In September 2011, the Government of Botswana and De Beers announced a landmark 10-year sales agreement that would see De Beers transfer its London-based diamond trading activities to Botswana by the end of 2013.
Debswana will continue to sell 100% of its annual output to DTCB, which will sort and value the production. DTCB will sell the majority of this production to De Beers and the balance to a new Government appointed sales outlet – Okavango Diamond Company. The new agreement, the longest signed by the two shareholders, now sees De Beers’ Sightholders purchasing their rough diamonds from Gaborone and initiates the much-needed critical mass of secondary diamond trading in Botswana. Some of the benefits of the agreement include; the growth in volume of diamonds traded in Botswana up to the tune of about USD6billion, much of which it is hoped will go through local banking institutions. This will result in growth in employment, as well as downstream and other support services. This agreement is the cornerstone of the long-term future of one of the world’s most successful public / private partnerships.
Beneficiation in Botswana
The 2011 sales agreement secures De Beers’ long-term access to the largest supply of diamonds in the world, and will transform Botswana into a leading diamond trading and manufacturing hub.

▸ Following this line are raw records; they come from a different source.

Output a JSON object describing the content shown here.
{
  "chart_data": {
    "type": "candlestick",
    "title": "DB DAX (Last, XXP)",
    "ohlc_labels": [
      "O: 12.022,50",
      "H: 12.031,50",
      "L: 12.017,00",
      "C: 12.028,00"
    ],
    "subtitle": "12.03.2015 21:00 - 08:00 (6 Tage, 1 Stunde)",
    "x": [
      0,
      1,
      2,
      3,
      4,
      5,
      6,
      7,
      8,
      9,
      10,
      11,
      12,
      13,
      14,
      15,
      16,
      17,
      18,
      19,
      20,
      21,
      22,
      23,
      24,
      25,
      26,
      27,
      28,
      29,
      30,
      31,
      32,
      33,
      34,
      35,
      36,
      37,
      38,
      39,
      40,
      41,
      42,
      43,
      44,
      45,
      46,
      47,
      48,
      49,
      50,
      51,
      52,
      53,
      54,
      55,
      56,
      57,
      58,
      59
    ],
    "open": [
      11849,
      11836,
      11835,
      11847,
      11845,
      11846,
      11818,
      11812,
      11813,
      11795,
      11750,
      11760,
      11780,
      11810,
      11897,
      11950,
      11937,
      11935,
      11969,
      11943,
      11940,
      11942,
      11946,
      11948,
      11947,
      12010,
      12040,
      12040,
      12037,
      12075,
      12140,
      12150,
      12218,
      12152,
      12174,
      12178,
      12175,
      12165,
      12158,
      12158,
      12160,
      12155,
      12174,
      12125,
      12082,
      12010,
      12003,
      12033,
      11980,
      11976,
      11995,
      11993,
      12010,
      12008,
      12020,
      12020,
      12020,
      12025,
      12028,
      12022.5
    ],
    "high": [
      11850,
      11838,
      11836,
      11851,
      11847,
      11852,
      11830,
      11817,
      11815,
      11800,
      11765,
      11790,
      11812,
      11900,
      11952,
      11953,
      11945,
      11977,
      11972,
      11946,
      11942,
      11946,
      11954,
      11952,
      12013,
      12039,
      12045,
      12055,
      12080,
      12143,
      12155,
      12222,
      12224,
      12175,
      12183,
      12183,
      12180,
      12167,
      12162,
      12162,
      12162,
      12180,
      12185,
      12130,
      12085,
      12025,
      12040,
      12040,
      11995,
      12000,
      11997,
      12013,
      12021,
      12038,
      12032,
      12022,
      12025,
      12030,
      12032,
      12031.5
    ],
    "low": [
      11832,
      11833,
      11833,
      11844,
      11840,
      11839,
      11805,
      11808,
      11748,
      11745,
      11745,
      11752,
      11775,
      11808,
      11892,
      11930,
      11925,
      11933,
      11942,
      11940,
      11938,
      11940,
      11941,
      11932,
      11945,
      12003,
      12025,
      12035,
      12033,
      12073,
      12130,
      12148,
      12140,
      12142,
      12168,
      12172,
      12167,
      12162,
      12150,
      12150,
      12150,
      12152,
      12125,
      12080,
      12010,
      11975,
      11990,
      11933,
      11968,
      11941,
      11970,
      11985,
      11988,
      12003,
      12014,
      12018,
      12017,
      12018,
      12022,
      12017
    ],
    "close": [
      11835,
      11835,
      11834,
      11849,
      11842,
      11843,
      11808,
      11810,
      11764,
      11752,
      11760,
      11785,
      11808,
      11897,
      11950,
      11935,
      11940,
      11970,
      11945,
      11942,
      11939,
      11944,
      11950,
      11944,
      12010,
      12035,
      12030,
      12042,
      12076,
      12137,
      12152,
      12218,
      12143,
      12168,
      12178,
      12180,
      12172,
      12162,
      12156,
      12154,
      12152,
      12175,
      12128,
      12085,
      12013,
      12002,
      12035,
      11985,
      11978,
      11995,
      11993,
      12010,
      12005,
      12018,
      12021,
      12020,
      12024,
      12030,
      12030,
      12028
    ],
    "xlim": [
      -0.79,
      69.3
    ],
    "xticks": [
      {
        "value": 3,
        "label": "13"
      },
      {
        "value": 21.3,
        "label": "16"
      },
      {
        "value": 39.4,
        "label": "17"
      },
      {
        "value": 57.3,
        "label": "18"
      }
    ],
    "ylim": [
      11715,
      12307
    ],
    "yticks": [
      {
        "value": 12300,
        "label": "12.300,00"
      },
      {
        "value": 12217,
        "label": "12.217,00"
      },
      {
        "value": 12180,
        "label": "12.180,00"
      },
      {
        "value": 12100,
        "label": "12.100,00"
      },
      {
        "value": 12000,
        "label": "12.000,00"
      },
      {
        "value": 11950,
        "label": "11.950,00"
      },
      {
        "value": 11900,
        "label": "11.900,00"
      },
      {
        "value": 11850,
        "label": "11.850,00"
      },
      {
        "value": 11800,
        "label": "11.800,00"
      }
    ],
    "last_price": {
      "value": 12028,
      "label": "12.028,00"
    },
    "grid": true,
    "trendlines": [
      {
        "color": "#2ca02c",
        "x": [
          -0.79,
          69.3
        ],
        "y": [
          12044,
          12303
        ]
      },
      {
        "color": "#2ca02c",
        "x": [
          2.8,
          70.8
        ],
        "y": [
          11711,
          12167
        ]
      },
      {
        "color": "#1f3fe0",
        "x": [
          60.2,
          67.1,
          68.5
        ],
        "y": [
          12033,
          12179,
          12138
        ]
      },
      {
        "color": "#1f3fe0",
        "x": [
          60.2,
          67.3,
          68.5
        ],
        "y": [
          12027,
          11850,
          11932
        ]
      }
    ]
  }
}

The landscape of the diamond market has been changing rapidly in the years following the global economic downturn. Demand for diamonds is growing and beginning to exceed supply. The emerging growth in China and India (China, India and the Gulf are projected to surpass US market share in just over three years), coupled with no new major sources of supply in the horizon, means that rough diamond supply is more valuable than ever.
At the same time, the owners of that supply (producer countries) are increasingly articulating their aspirations for their natural resource and the role it must play in their own domestic economic development.
The discovery of diamonds is the foundation on which Botswana was built. Despite the diamond industry being prone to recession, the revenues from diamonds have helped raise the fledgling new democracy of the 60s from a poor, foreign-aid dependent country to the prosperous, modern country it is today.
Migration of DTC
A $6 billion dollar company moves to Botswana On 14 August 2012, the De Beers Group formally commenced worldwide diamond aggregation in Gaborone, two months ahead of schedule. The milestone is part of the sales agreement between De Beers and Botswana and marks the delivery of the first phase of the migration of De Beers’ sales activities to Botswana. The process of aggregation, which involves the mixing of like-for-like diamonds from De Beers’ global production, is an integral part of De Beers’ business. It provides Sightholders with supply consistency to enable them to plan their downstream business and commit to long-term investments in producer countries such as Botswana. Until the launch of Aggregation in Botswana, aggregation had taken place in London for nearly 80 years. Aggregation cements a solid foundation of beneficiation to Botswana. Aggregation is hugely important to beneficiation because aggregating diamonds generates scale, reduces volatility and provides continuity for Sightholders.
There are five key processes used in Aggregation:
Aggregation now takes place in the new purpose-built De Beers facility housed within the DTC Botswana building. Following the relocation of aggregation activities, De Beers relocated all DTC Sights and sales operations from London to Gaborone by the end of 2013 – transferring professionals, experience, equipment and technology into the country. By the end of 2013, more than P170 million had been invested in the DTC Botswana building for modifications and extensions.